Uno de los principales atractivos de esta piscina natural de Málaga es su comodidad. El entorno cuenta con mesas, bancos y equipamiento de juegos infantiles, lo que facilita pasar varias horas en la zona sin necesidad de grandes preparativos.

La sombra es otro de sus puntos fuertes. En la orilla crecen olivos y tarajes que protegen del sol en las horas centrales del día, algo especialmente valorado en los meses de más calor. Al tratarse de un espacio natural, el nivel del agua puede variar según el caudal del río y las condiciones de cada temporada.
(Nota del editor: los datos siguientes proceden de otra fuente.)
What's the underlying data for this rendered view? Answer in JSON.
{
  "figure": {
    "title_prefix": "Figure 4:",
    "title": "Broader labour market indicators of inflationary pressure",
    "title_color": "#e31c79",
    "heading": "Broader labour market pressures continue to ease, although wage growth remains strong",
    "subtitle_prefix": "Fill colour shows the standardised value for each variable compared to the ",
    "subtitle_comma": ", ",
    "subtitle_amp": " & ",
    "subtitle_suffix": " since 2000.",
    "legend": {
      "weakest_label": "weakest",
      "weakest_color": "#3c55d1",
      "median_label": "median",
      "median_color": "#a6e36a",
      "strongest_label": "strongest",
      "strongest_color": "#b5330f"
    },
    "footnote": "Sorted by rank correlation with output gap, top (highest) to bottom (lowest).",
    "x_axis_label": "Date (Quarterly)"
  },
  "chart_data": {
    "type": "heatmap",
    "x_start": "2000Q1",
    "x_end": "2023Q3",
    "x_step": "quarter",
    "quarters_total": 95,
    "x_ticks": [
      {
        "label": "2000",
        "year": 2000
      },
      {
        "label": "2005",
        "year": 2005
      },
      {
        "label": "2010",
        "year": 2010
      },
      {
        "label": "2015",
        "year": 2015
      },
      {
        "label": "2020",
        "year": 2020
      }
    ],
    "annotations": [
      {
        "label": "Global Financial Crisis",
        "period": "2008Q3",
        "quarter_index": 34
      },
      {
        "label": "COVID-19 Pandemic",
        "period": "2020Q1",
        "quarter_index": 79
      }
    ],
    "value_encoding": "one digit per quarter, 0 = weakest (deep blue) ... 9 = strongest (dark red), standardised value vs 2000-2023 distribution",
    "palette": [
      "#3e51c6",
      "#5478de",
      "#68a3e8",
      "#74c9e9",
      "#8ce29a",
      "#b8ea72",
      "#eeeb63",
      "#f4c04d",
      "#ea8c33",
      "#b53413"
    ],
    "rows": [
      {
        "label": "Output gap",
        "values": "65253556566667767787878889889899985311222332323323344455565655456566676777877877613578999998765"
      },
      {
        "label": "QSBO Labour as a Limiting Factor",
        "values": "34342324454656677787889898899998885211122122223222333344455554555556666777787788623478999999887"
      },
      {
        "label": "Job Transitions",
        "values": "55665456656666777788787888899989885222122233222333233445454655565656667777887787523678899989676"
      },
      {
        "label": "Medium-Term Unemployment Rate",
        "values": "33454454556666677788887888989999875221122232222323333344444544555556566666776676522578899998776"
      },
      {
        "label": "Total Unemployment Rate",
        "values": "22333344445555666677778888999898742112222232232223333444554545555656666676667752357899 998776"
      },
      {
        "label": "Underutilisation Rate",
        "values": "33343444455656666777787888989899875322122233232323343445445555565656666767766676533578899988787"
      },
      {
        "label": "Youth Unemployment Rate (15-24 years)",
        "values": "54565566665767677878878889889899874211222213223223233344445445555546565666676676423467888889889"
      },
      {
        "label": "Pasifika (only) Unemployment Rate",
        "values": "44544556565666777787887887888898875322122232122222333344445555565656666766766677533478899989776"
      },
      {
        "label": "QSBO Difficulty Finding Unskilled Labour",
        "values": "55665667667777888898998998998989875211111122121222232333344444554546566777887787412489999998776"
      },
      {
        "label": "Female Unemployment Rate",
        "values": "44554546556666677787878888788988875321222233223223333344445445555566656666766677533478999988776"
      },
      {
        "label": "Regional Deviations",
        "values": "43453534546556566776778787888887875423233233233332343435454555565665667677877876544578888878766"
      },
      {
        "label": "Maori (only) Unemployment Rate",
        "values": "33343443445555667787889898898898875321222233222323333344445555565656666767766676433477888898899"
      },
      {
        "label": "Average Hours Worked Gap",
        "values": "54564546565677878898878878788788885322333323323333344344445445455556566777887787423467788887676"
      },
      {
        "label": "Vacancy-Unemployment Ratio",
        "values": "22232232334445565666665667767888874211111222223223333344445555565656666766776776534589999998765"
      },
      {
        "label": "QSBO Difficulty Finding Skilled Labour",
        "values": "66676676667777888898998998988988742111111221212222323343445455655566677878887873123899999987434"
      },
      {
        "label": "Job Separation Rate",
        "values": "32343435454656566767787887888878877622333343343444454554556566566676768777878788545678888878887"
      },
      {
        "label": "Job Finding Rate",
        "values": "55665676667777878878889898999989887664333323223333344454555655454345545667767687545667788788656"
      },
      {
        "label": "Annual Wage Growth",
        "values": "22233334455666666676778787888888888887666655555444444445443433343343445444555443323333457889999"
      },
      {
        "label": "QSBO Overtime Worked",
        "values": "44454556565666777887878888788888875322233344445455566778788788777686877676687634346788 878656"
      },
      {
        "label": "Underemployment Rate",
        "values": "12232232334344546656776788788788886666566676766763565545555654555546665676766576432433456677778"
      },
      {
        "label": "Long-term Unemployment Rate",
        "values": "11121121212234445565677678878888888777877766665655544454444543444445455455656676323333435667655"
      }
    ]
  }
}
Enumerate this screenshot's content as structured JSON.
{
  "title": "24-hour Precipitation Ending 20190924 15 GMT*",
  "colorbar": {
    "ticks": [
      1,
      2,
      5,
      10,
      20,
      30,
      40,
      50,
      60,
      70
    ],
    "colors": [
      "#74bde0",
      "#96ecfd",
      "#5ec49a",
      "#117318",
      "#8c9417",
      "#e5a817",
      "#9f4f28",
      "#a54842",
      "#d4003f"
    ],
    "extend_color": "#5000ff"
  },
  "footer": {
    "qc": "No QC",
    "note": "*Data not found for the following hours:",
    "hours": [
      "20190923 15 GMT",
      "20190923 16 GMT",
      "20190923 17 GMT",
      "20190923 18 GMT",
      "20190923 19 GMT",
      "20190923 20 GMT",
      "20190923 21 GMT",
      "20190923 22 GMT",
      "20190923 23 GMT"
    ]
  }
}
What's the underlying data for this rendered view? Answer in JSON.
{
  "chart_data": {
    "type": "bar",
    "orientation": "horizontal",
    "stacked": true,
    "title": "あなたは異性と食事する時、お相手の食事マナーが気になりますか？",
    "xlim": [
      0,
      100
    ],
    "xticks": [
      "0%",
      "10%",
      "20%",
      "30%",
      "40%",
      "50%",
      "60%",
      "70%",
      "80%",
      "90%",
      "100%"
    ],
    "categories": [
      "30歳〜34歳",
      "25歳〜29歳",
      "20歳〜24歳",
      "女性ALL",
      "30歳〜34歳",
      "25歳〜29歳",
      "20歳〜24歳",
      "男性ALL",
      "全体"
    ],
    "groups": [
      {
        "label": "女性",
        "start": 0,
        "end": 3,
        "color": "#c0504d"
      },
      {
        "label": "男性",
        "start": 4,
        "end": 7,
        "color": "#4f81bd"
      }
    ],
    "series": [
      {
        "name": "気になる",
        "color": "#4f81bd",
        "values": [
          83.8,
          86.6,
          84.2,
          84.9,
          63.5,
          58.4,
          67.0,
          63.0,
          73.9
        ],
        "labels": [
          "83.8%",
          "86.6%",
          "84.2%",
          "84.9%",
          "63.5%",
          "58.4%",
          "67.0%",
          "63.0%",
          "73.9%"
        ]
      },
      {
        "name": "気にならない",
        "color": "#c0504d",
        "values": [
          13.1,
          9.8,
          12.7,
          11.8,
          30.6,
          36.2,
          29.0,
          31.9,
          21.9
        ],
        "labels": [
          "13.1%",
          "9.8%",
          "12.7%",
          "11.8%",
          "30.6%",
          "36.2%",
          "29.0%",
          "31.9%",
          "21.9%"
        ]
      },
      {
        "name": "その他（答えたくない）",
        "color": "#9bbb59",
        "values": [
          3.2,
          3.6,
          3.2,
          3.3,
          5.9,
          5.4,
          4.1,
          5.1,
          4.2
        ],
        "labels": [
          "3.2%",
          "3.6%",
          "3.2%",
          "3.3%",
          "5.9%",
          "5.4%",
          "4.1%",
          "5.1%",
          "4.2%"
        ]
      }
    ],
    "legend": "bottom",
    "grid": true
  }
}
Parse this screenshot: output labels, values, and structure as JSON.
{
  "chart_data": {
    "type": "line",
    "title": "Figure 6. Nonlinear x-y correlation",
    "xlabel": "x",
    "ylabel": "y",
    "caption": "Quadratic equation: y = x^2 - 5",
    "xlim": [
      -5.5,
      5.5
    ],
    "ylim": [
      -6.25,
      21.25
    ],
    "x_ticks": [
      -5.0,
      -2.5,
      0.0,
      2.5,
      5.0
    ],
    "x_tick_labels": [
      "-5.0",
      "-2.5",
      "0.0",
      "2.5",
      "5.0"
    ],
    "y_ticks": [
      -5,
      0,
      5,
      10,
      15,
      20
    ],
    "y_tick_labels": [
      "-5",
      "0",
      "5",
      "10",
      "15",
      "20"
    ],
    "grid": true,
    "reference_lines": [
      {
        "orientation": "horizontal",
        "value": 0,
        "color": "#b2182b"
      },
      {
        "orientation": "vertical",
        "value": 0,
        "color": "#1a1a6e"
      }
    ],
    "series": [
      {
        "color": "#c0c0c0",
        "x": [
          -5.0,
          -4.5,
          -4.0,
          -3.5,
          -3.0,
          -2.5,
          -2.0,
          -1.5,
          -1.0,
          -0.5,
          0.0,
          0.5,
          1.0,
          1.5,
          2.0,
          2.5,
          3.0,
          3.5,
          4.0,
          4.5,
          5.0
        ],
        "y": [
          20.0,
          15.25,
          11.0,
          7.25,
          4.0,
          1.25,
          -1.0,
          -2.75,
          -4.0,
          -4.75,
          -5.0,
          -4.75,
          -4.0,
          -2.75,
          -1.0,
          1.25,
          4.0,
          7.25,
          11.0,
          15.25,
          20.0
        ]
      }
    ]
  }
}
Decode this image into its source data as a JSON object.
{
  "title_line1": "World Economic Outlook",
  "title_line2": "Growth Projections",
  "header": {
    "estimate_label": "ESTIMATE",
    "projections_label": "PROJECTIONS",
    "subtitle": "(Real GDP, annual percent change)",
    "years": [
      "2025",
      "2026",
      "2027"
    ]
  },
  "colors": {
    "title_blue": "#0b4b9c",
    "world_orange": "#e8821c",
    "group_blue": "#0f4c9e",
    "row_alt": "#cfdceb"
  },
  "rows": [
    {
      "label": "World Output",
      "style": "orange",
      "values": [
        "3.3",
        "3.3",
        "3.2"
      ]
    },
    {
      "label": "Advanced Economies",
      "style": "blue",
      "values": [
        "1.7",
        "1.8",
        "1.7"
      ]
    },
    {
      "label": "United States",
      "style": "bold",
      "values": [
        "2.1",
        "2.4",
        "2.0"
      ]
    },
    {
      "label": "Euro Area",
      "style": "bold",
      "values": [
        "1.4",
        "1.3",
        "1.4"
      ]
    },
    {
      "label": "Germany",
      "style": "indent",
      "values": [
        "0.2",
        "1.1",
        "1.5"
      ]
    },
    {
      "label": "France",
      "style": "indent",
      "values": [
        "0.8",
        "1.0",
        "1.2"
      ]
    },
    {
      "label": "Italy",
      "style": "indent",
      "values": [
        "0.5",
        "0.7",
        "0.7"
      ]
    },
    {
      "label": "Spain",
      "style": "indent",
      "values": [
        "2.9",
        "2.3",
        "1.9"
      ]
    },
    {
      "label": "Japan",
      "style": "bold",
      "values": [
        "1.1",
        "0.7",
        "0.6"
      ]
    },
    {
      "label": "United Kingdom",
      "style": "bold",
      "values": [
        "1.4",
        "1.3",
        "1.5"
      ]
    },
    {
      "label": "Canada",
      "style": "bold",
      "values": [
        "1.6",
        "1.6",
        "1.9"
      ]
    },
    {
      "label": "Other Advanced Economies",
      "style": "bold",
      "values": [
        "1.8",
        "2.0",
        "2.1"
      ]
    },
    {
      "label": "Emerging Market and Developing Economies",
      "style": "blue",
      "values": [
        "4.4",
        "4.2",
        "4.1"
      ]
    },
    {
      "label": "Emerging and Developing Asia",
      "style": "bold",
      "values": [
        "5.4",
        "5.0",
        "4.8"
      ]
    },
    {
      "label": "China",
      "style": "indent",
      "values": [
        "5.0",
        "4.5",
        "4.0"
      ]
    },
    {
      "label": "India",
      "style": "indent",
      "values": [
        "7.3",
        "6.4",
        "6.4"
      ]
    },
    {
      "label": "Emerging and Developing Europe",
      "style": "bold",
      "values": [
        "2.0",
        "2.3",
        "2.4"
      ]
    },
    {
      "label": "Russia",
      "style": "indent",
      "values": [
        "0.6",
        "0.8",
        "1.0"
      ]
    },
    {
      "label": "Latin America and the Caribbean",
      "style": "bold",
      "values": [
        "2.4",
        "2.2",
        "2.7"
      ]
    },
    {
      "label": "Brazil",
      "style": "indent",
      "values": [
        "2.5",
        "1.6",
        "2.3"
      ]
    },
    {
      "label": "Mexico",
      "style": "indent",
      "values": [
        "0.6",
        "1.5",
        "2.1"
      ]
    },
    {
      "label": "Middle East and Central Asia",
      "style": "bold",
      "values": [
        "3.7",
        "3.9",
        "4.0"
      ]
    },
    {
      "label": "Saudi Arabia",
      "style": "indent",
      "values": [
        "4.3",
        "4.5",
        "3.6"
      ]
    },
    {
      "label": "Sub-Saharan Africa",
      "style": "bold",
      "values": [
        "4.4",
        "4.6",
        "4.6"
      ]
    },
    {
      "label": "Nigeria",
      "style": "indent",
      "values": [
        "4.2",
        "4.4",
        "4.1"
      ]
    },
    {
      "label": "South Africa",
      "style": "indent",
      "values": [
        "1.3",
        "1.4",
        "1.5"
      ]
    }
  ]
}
El prado de la Escribana también conecta con rutas de senderismo del entorno. Entre ellas destaca el recorrido de las Pasarelas del Genal, vinculado a la Gran Senda de Málaga y a los trazados que pasan por el Valle del Genal, una opción para quienes quieran combinar baño y paseo junto al río.

Cómo llegar al Charco de la Escribana desde Benarrabá o Genalguacil

Para llegar en coche, una de las opciones más habituales es tomar la A-369, que une Ronda y Gaucín, y desviarse por la MA-8303 en dirección a Benarrabá. A la entrada del pueblo parte un carril señalizado, asfaltado en gran parte, que baja hacia el río Genal y el paraje de la Escribana.

La segunda alternativa es acceder desde la MA-8304, a la altura del kilómetro 2,5 y cerca de Genalguacil. Ambos caminos terminan confluyendo en el puente sobre el río Genal, junto a la zona de baño. Una vez allí, se puede dejar el vehículo en el llano próximo y caminar unos metros hasta la poza.